Jan 12 19:52:53 jimmy-arch cloudflared[578]: time="2020-01-12T19:52:53+08:00" level=error msg="failed to connect to an HTTPS backend \"https://1.1.1.1/dns-query\"" error="failed to perform an HTTPS request: Post https://1.1.1.1/dns-query: >
Jan 12 19:52:58 jimmy-arch cloudflared[578]: time="2020-01-12T19:52:58+08:00" level=error msg="failed to connect to an HTTPS backend \"https://1.0.0.1/dns-query\"" error="failed to perform an HTTPS request: Post https://1.0.0.1/dns-query: >
Jan 12 19:52:58 jimmy-arch cloudflared[578]: time="2020-01-12T19:52:58+08:00" level=error msg="failed to connect to an HTTPS backend \"https://1.1.1.1/dns-query\"" error="failed to perform an HTTPS request: Post https://1.1.1.1/dns-query: >
Jan 12 19:53:03 jimmy-arch cloudflared[578]: time="2020-01-12T19:53:03+08:00" level=error msg="failed to connect to an HTTPS backend \"https://1.0.0.1/dns-query\"" error="failed to perform an HTTPS request: Post https://1.0.0.1/dns-query: >
froedel commented 4 years ago

Same thing here, it works but when I reboot my Raspberry (Pi-Hole) I also get the mentioned errors: level=error msg="failed to connect to an HTTPS backend \"[https://1.1.1.1/dns-query\](https://1.1.1.1/dns-query)"" error="failed to perform an HTTPS request etcetcetc

When I restart cloudflared everything is fine again, really annoying (bug?) :'(

I can workaround it with this next line: sudo systemctl restart cloudflared +1 If I check the status with: sudo systemctl status cloudflared everything is fine/okay, but I need to do this every time after I reboot something, it does look like a bug in my opinion. (or isn't it a bug, but an undocumented feature ;-p lol)

+1

Raspi 3B+

cloudflared version 2019.9.0 (built 2019-09-06-0334 UTC)
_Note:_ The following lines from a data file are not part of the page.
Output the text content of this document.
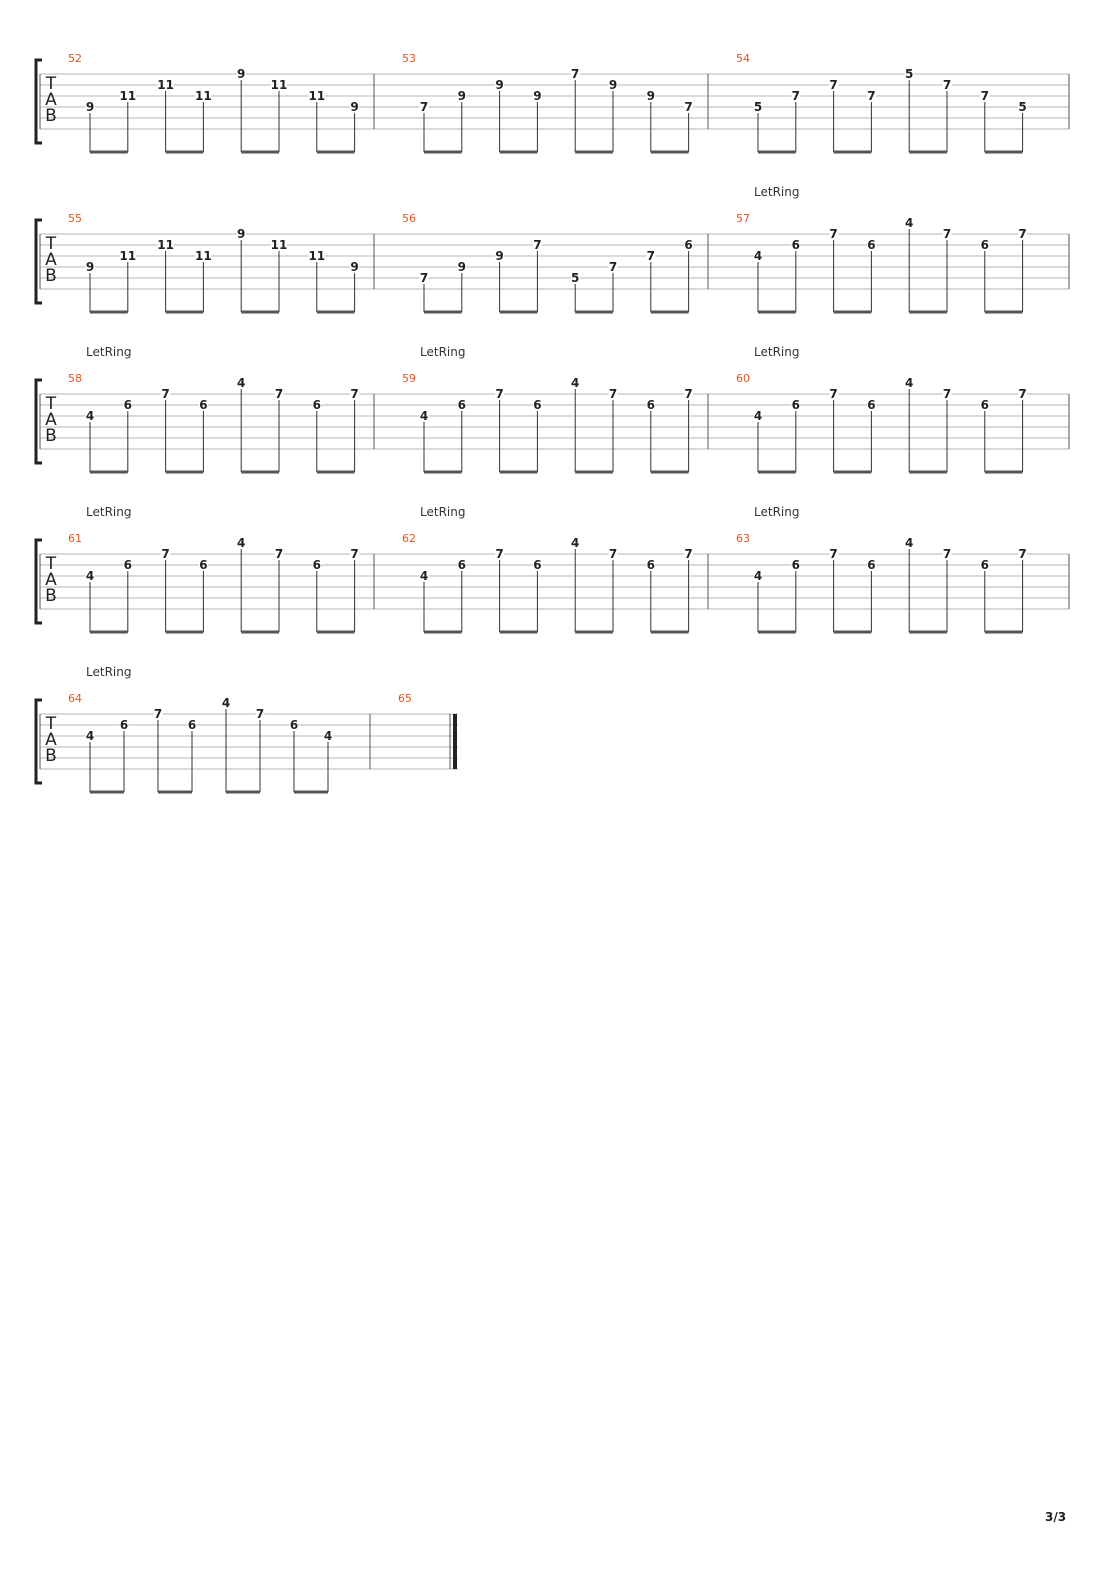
T
A
B
52
9
11
11
11
9
11
11
9
53
7
9
9
9
7
9
9
7
54
5
7
7
7
5
7
7
5
T
A
B
55
9
11
11
11
9
11
11
9
56
7
9
9
7
5
7
7
6
57
LetRing
4
6
7
6
4
7
6
7
T
A
B
58
LetRing
4
6
7
6
4
7
6
7
59
LetRing
4
6
7
6
4
7
6
7
60
LetRing
4
6
7
6
4
7
6
7
T
A
B
61
LetRing
4
6
7
6
4
7
6
7
62
LetRing
4
6
7
6
4
7
6
7
63
LetRing
4
6
7
6
4
7
6
7
T
A
B
64
LetRing
4
6
7
6
4
7
6
4
65
3/3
in combination with latest pihole

Pi-hole version is v4.3.2 (Latest: v4.3.2) AdminLTE version is v4.3 (Latest: v4.3.2) FTL version is v4.3.1 (Latest: v4.3.1)

davideaicardi commented 4 years ago

Does anybody know if there is a permanent fix? I temporary solved this restarting the service, but I can't relaying on something that may broke all connections in the house

jankais3r commented 4 years ago

My permanent fix was to switch to dnscrypt-proxy 2 for my DoH needs. Not a single connection drop in the past 1.5 years.